– Нет, что ты! – испугался он. – Я никогда в жизни не повторил бы этого!
– Тогда что ты имел в виду?
Теперь он помедлил с ответом:
– Только то, что ты казалась мне женщиной-вамп, готовой по трупам пройти к своей цели. Обычное явление сегодняшней жизни.
Ей явственно увиделось, как неприязненно скривились его губы. Она уже и не помнила, какие они на ощупь.
– А ты взяла и родила эту девочку… Нашу девочку.
– Мою девочку, – упрямо поправила Ульяна.
– Хорошо, хорошо. Я не собираюсь забирать ее у тебя или пытаться увидеть без твоего согласия.
«Ну, слава богу! – отлегло у нее. – Его слову можно верить…» Но на всякий случай она спросила:
– Обещаешь?
– Обещаю, – отозвался Егор серьезно. – Я никогда никого не насиловал.
У нее вырвался смешок:
– Не сомневаюсь! Не было нужды…
– Мне хотелось бы ее увидеть, но раз ты против…
– Это лишнее, – произнесла Ульяна со всей возможной мягкостью. – Понимаешь, Пуська – такой ребенок, в которого можно влюбиться с первого взгляда. Зачем рисковать? У тебя уже есть дочь. А эта – моя.
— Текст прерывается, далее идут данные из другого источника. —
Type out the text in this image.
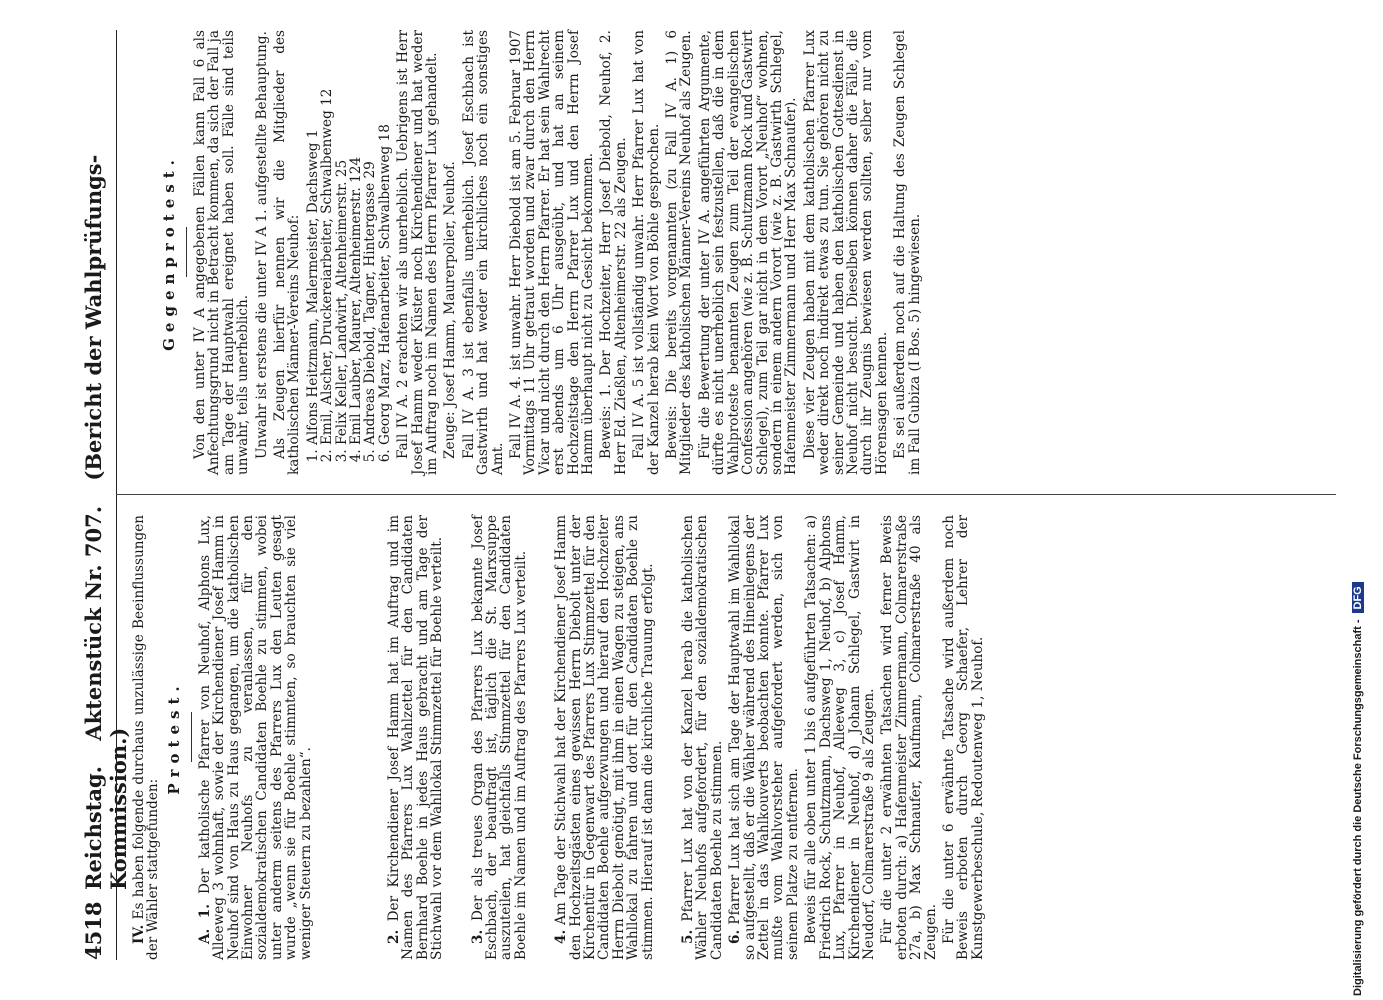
4518
Reichstag. Aktenstück Nr. 707. (Bericht der Wahlprüfungs-Kommission.)

IV. Es haben folgende durchaus unzulässige Beeinflussungen der Wähler stattgefunden:

Protest.

A. 1. Der katholische Pfarrer von Neuhof, Alphons Lux, Alleeweg 3 wohnhaft, sowie der Kirchendiener Josef Hamm in Neuhof sind von Haus zu Haus gegangen, um die katholischen Einwohner Neuhofs zu veranlassen, für den sozialdemokratischen Candidaten Boehle zu stimmen, wobei unter anderm seitens des Pfarrers Lux den Leuten gesagt wurde „wenn sie für Boehle stimmten, so brauchten sie viel weniger Steuern zu bezahlen“.	2. Der Kirchendiener Josef Hamm hat im Auftrag und im Namen des Pfarrers Lux Wahlzettel für den Candidaten Bernhard Boehle in jedes Haus gebracht und am Tage der Stichwahl vor dem Wahllokal Stimmzettel für Boehle verteilt. 3. Der als treues Organ des Pfarrers Lux bekannte Josef Eschbach, der beauftragt ist, täglich die St. Marxsuppe auszuteilen, hat gleichfalls Stimmzettel für den Candidaten Boehle im Namen und im Auftrag des Pfarrers Lux verteilt. 4. Am Tage der Stichwahl hat der Kirchendiener Josef Hamm den Hochzeitsgästen eines gewissen Herrn Diebolt unter der Kirchentür in Gegenwart des Pfarrers Lux Stimmzettel für den Candidaten Boehle aufgezwungen und hierauf den Hochzeiter Herrn Diebolt genötigt, mit ihm in einen Wagen zu steigen, ans Wahllokal zu fahren und dort für den Candidaten Boehle zu stimmen. Hierauf ist dann die kirchliche Trauung erfolgt. 5. Pfarrer Lux hat von der Kanzel herab die katholischen Wähler Neuhofs aufgefordert, für den sozialdemokratischen Candidaten Boehle zu stimmen. 6. Pfarrer Lux hat sich am Tage der Hauptwahl im Wahllokal so aufgestellt, daß er die Wähler während des Hineinlegens der Zettel in das Wahlkouverts beobachten konnte. Pfarrer Lux mußte vom Wahlvorsteher aufgefordert werden, sich von seinem Platze zu entfernen. Beweis für alle oben unter 1 bis 6 aufgeführten Tatsachen: a) Friedrich Rock, Schutzmann, Dachsweg 1, Neuhof, b) Alphons Lux, Pfarrer in Neuhof, Alleeweg 3, c) Josef Hamm, Kirchendiener in Neuhof, d) Johann Schlegel, Gastwirt in Neudorf, Colmarerstraße 9 als Zeugen. Für die unter 2 erwähnten Tatsachen wird ferner Beweis erboten durch: a) Hafenmeister Zimmermann, Colmarerstraße 27a, b) Max Schnaufer, Kaufmann, Colmarerstraße 40 als Zeugen. Für die unter 6 erwähnte Tatsache wird außerdem noch Beweis erboten durch Georg Schaefer, Lehrer der Kunstgewerbeschule, Redoutenweg 1, Neuhof.

Gegenprotest. Von den unter IV A angegebenen Fällen kann Fall 6 als Anfechtungsgrund nicht in Betracht kommen, da sich der Fall ja am Tage der Hauptwahl ereignet haben soll. Fälle sind teils unwahr, teils unerheblich. Unwahr ist erstens die unter IV A 1. aufgestellte Behauptung. Als Zeugen hierfür nennen wir die Mitglieder des katholischen Männer-Vereins Neuhof:

1. Alfons Heitzmann, Malermeister, Dachsweg 1
2. Emil, Alscher, Druckereiarbeiter, Schwalbenweg 12
3. Felix Keller, Landwirt, Altenheimerstr. 25
4. Emil Lauber, Maurer, Altenheimerstr. 124
5. Andreas Diebold, Tagner, Hintergasse 29
6. Georg Marz, Hafenarbeiter, Schwalbenweg 18 Fall IV A. 2 erachten wir als unerheblich. Uebrigens ist Herr Josef Hamm weder Küster noch Kirchendiener und hat weder im Auftrag noch im Namen des Herrn Pfarrer Lux gehandelt. Zeuge: Josef Hamm, Maurerpolier, Neuhof. Fall IV A. 3 ist ebenfalls unerheblich. Josef Eschbach ist Gastwirth und hat weder ein kirchliches noch ein sonstiges Amt. Fall IV A. 4. ist unwahr. Herr Diebold ist am 5. Februar 1907 Vormittags 11 Uhr getraut worden und zwar durch den Herrn Vicar und nicht durch den Herrn Pfarrer. Er hat sein Wahlrecht erst abends um 6 Uhr ausgeübt, und hat an seinem Hochzeitstage den Herrn Pfarrer Lux und den Herrn Josef Hamm überhaupt nicht zu Gesicht bekommen. Beweis: 1. Der Hochzeiter, Herr Josef Diebold, Neuhof, 2. Herr Ed. Zießlen, Altenheimerstr. 22 als Zeugen. Fall IV A. 5 ist vollständig unwahr. Herr Pfarrer Lux hat von der Kanzel herab kein Wort von Böhle gesprochen. Beweis: Die bereits vorgenannten (zu Fall IV A. 1) 6 Mitglieder des katholischen Männer-Vereins Neuhof als Zeugen. Für die Bewertung der unter IV A. angeführten Argumente, dürfte es nicht unerheblich sein festzustellen, daß die in dem Wahlproteste benannten Zeugen zum Teil der evangelischen Confession angehören (wie z. B. Schutzmann Rock und Gastwirt Schlegel), zum Teil gar nicht in dem Vorort „Neuhof“ wohnen, sondern in einem andern Vorort (wie z. B. Gastwirth Schlegel, Hafenmeister Zimmermann und Herr Max Schnaufer). Diese vier Zeugen haben mit dem katholischen Pfarrer Lux weder direkt noch indirekt etwas zu tun. Sie gehören nicht zu seiner Gemeinde und haben den katholischen Gottesdienst in Neuhof nicht besucht. Dieselben können daher die Fälle, die durch ihr Zeugnis bewiesen werden sollten, selber nur vom Hörensagen kennen. Es sei außerdem noch auf die Haltung des Zeugen Schlegel im Fall Gubiza (I Bos. 5) hingewiesen.

Digitalisierung gefördert durch die Deutsche Forschungsgemeinschaft -DFG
– Да-да! Это ты уже говорила.
– Выходит, мы все сказали друг другу. У меня к тебе ни претензий, ни просьб. Кроме одной: огради нас от нападок твоей дочери. Надеюсь, ты веришь, что она узнала все не от меня. Я меньше всех на свете хотела этого.
– О, в этом я не сомневаюсь!
– А в чем сомневаешься?
Опять пауза, которую хочется поймать и потянуть рывком, чтобы свернулась в ниточку.
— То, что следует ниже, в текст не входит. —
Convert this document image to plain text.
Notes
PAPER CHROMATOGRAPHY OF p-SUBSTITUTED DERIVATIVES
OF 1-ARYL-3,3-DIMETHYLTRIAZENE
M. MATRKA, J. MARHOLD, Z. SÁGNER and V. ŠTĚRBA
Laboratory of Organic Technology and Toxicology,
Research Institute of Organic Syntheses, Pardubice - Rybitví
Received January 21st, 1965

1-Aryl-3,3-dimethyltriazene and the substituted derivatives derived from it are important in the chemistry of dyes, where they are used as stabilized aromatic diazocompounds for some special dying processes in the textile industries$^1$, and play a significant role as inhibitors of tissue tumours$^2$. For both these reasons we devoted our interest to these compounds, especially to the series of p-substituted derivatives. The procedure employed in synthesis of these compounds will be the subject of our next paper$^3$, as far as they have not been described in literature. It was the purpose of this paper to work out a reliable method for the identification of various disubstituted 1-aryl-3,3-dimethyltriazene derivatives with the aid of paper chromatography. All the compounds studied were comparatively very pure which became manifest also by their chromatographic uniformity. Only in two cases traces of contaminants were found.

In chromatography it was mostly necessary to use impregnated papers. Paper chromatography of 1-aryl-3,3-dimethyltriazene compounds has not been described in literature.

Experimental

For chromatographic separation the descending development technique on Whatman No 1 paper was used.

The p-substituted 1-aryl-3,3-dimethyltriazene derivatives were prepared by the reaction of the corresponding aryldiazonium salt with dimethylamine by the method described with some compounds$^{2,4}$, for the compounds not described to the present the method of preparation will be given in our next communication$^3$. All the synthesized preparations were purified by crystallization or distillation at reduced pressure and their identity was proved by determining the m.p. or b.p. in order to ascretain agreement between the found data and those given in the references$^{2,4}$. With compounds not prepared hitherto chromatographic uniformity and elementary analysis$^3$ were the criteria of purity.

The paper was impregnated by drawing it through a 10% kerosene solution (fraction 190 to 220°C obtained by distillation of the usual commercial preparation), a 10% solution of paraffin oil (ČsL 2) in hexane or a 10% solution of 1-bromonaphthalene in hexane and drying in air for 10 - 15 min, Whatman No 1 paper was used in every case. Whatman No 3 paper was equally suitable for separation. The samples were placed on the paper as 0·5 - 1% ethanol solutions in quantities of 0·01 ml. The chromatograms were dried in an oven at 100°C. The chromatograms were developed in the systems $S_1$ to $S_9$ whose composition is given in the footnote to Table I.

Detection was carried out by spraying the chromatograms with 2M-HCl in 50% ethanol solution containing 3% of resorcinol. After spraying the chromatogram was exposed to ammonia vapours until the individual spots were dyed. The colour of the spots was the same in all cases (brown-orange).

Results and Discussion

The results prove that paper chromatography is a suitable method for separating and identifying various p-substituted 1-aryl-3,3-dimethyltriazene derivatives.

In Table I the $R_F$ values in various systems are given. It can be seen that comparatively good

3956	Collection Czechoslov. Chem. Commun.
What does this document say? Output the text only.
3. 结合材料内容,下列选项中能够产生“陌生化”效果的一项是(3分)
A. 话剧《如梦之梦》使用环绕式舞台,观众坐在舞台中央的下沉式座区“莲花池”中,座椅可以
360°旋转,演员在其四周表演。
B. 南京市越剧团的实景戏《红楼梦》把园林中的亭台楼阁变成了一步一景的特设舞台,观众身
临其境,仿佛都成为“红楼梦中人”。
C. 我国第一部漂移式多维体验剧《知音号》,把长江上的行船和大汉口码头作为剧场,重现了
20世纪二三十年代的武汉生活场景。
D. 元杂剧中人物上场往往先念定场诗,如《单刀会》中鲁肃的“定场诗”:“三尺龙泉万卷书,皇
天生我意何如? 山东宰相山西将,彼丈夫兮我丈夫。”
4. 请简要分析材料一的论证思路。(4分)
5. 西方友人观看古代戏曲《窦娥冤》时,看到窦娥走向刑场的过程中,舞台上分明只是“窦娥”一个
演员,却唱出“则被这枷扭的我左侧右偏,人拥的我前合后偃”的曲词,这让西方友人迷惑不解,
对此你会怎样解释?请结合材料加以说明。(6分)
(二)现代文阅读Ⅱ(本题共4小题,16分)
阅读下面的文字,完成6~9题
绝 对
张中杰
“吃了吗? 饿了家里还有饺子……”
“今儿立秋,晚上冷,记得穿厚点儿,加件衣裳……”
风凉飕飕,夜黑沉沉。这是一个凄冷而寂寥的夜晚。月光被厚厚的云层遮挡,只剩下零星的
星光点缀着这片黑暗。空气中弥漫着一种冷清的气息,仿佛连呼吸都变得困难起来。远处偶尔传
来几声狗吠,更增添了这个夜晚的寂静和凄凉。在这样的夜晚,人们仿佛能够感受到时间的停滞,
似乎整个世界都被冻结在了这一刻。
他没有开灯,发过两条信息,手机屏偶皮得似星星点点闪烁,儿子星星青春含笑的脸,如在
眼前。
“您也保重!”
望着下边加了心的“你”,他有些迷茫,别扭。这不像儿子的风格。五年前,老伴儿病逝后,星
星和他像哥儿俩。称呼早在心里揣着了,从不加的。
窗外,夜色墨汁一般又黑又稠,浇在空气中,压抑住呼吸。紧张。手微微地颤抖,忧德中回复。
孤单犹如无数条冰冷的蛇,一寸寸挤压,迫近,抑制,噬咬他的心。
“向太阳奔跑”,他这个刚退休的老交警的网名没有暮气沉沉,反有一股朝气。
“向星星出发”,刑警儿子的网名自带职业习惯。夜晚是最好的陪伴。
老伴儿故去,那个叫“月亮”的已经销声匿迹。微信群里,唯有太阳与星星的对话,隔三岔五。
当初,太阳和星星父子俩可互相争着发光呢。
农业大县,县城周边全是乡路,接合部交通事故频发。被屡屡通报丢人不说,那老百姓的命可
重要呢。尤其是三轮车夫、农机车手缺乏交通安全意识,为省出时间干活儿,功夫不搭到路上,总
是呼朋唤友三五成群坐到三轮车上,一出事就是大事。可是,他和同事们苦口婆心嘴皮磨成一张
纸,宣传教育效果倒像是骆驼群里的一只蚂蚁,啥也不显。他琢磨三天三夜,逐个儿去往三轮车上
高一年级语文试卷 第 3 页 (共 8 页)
– Я боюсь, что ты не справишься одна.
– Самый трудный год позади. Разве я взывала к тебе, когда спала ночами часа по три, а потом неслась на съемки? Или когда Пуська заболела после прививки? У нее температура была под сорок, но я же не звонила тебе, правда? Сама уксусом обтирала и часами ее на руках носила. И когда ее люльку рядом с ванной ставила, чтобы хоть душ принять… Знаешь, я ведь без тебя все прелести познала: и ее диатез, и свой мастит, когда всю колотит ознобом, а чай заварить некому, и… Да что тебе говорить, ты ведь это прошел со своей дочерью!
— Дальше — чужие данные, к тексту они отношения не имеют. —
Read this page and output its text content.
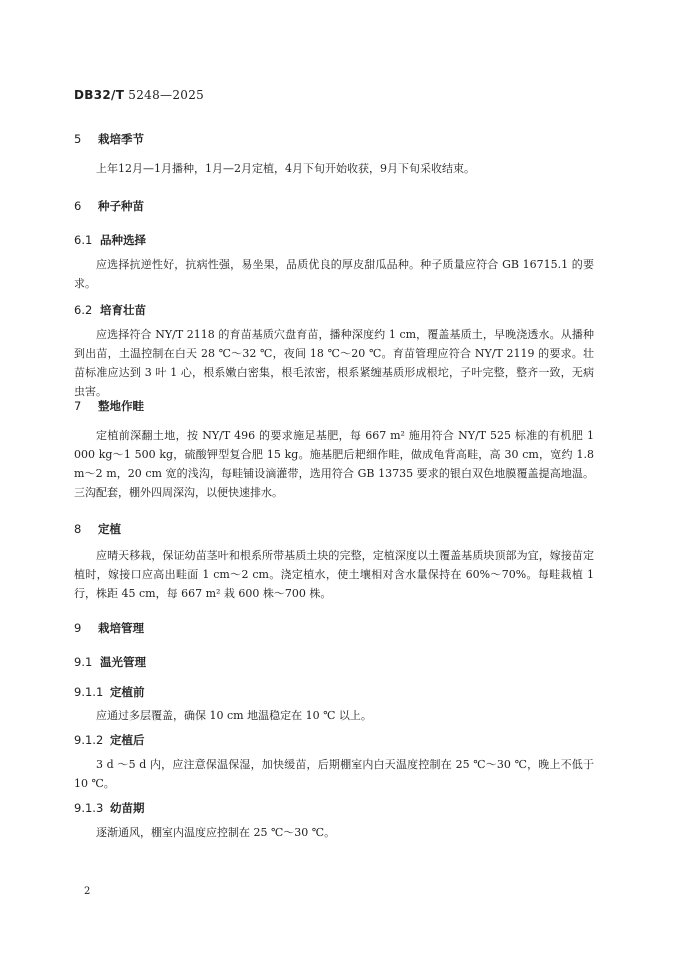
DB32/T 5248—2025
5 栽培季节
上年12月—1月播种，1月—2月定植，4月下旬开始收获，9月下旬采收结束。
6 种子种苗
6.1 品种选择
应选择抗逆性好，抗病性强，易坐果，品质优良的厚皮甜瓜品种。种子质量应符合 GB 16715.1 的要求。
6.2 培育壮苗
应选择符合 NY/T 2118 的育苗基质穴盘育苗，播种深度约 1 cm，覆盖基质土，早晚浇透水。从播种到出苗，土温控制在白天 28 ℃～32 ℃，夜间 18 ℃～20 ℃。育苗管理应符合 NY/T 2119 的要求。壮苗标准应达到 3 叶 1 心，根系嫩白密集，根毛浓密，根系紧缠基质形成根坨，子叶完整，整齐一致，无病虫害。
7 整地作畦
定植前深翻土地，按 NY/T 496 的要求施足基肥，每 667 m² 施用符合 NY/T 525 标准的有机肥 1 000 kg～1 500 kg，硫酸钾型复合肥 15 kg。施基肥后耙细作畦，做成龟背高畦，高 30 cm，宽约 1.8 m～2 m，20 cm 宽的浅沟，每畦铺设滴灌带，选用符合 GB 13735 要求的银白双色地膜覆盖提高地温。三沟配套，棚外四周深沟，以便快速排水。
8 定植
应晴天移栽，保证幼苗茎叶和根系所带基质土块的完整，定植深度以土覆盖基质块顶部为宜，嫁接苗定植时，嫁接口应高出畦面 1 cm～2 cm。浇定植水，使土壤相对含水量保持在 60%～70%。每畦栽植 1 行，株距 45 cm，每 667 m² 栽 600 株～700 株。
9 栽培管理
9.1 温光管理
9.1.1 定植前
应通过多层覆盖，确保 10 cm 地温稳定在 10 ℃ 以上。
9.1.2 定植后
3 d ～5 d 内，应注意保温保湿，加快缓苗，后期棚室内白天温度控制在 25 ℃～30 ℃，晚上不低于 10 ℃。
9.1.3 幼苗期
逐渐通风，棚室内温度应控制在 25 ℃～30 ℃。
2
– А ты со своей, – заключил он. – Я все понял, милая. Я больше тебя не побеспокою. Только ты не забывай, пожалуйста, что всегда можешь позвонить мне, если… Если опять захочешь принять душ.
Она отозвалась благодарным смехом:
– Ладно, Егор. Мы же не враги. Мы просто не успели стать друзьями. А теперь уже не получится.
Он согласился:
– Вряд ли. Хотя это странно: ты миришься с присутствием няньки, но не допускаешь меня.
– Яна – это другое. Я плачу ей за работу. К тому же с девушкой мне легче подружиться, чем с мужчиной, которого я когда-то любила…
«Все-таки сказала. Не стоило». – Ульяна зажмурилась, предчувствуя, что он как-то использует это против нее.
Но Егор заговорил вроде бы о другом:
– Знаешь, мне тяжело будет жить с мыслью, что девочка растет, даже не подозревая, кто ее отец.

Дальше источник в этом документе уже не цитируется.